Aus dem Unterricht des CAS Social Media Management berichtet Jürg Schneider:

Olaf Grewe führte den Kursteilnehmern vor Augen, dass auch im B2B Bereich Social Media möglich ist. Dies am Beispiel des Schweizerischen Unternehmens Geberit.

Geberit

Die Geberit Gruppe, europäische Marktleader in der Sanitärtechnik mit globaler Ausrichtung, ist in 41 Ländern mit Vertretungen aktiv. Das Produktspektrum umfasst die Produktbereiche Sanitärsysteme und Rohrleitungssysteme. Geberit Markenprodukte sind innovative, langlebige und ökoeffiziente Güter. Im Jahr 2013 erwirtschaftete die Geberit Gruppe 2,3 Milliarden Franken Umsatz. Sie beschäftigt weltweit rund 6 200 Mitarbeitende.

Sanitärtechnik geeignet für Social Media?

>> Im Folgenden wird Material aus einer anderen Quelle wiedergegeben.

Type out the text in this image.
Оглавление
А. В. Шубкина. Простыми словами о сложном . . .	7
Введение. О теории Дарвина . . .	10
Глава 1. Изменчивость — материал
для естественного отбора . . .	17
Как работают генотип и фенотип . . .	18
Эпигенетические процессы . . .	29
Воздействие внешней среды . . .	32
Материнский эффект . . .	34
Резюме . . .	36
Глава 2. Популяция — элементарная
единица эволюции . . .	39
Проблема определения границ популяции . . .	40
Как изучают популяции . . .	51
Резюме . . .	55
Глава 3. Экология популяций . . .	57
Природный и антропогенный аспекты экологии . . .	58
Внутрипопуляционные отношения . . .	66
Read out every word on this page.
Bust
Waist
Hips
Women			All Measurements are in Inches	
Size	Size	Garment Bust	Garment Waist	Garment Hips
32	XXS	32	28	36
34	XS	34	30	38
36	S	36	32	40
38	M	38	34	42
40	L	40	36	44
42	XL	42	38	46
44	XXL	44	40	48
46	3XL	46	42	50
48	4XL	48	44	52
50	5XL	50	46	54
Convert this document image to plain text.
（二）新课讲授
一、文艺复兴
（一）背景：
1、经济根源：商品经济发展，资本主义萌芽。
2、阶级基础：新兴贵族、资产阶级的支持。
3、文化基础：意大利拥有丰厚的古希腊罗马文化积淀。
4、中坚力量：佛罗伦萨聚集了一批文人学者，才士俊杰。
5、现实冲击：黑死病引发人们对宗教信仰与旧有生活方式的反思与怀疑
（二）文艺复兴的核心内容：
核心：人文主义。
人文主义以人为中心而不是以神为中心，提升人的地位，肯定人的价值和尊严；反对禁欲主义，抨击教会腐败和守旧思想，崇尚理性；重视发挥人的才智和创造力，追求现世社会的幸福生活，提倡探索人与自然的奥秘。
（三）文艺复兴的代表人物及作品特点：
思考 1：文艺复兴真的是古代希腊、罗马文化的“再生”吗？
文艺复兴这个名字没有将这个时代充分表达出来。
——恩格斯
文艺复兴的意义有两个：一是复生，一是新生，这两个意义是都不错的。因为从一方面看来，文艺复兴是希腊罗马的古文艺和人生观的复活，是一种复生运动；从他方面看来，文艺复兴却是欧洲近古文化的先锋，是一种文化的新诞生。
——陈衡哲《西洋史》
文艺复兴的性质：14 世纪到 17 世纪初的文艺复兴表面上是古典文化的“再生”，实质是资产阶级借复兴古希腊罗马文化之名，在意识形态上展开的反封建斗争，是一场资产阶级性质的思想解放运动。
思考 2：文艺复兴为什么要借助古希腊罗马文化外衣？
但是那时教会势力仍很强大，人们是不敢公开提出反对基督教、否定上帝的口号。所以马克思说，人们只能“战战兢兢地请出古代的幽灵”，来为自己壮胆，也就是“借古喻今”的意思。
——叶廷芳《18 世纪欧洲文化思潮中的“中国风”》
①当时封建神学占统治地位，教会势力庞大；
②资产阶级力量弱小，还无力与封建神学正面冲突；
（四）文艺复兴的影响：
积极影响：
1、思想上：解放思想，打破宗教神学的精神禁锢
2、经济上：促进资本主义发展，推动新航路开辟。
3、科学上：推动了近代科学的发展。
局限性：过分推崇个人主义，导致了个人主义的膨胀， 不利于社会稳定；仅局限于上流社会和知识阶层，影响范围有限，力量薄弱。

Aller Anfang war schwer. Die Aufstellung der Gruppe stellte die Verantwortlichen vor mehrere grosse Herausforderungen. Ist Sanitärtechnik wirklich geeignet für Social Media? Wie kann man alle lokalen Kommunikations- und Marketingteams davon überzeugen, einheitlich aufzutreten? Zudem hat Geberit drei verschiedene Zielgruppen: Handwerker & Sanitäre; Architekten & Planer und potentielle und bestehende Kunden.

Schritt eins war es, ein Social Media Team auf Gruppenebene zu installieren. Darin vertreten sind Leiter aus allen Bereichen, die Corporate Communications, ein Redaktionsteam, Produktespezialisten und ein Head Digital, der für die Koordination und Bewirtschaftung der Kanäle verantwortlich ist.

Content Planning

Die Kommunikation an die Zielgruppen sind folglich gruppenweit sehr unterschiedlich. Trotzdem war und ist es Geberit wichtig, ein einheitliches Auftreten der diversen Kanäle zu erreichen. Wie löst man das? In Form von Modulen. Als zweiter Schritt wurde ein „Geberit Content Kalender“ ins Leben gerufen, der von der Gruppe verwaltet wird. Zusammengetragen werden die Inhalte durch einen wöchentlichen Conf-Call, an dem CorpComms, MarComms der jeweiligen Länder und der Head Digital teilnehmen. Die Gruppe sammelt den Content, bereitet ihn auf und gibt ihn in drei Sprachen vor. Die Märkte entscheiden über Inhalt, Form und Relevanz und Timing. Der Content gliedert sich in B2B, B2C und Geberit AquaClean. Die Auswertung über den Erfolg machen die Märkte selber.

Zentrale Dezentralisierung könnte man das nennen. Struktur, Inhalt und Kanäle sind vorgegeben, aber die effektive Verwendung überlässt man den jeweiligen Ländern. Doch offenbar gibt der Erfolg Geberit mit dieser Strategie Recht.

Social Media für die Mitarbeiter

Dies und das überzeugte Handeln der Geschäftsführung, dass in ROI nebst Return on Invest auch das „Risk of Ignoring“ sah und somit den Zugang zu Social Media den Mitarbeitern ermöglichte. Das Vorgehen dabei war und ist exemplarisch für einen erfolgreichen Aufbau von SM innerhalb von Unternehmen: es wurden erst alle Seiten und existierenden Profile auf allen möglichen Plattformen zusammengesucht und aufgeführt. Die Accountinhaber wurden informiert, dass das hauseigene Social Media Team die Kontrolle übernimmt. In einem zweiten Schritt wurde SM den Mitarbeitern geöffnet. Vormals war es den Mitarbeitern von Geberit nicht möglich, sich auf Social Media zu bewegen. In einem dritten Schritt wurde dann zentralisiert.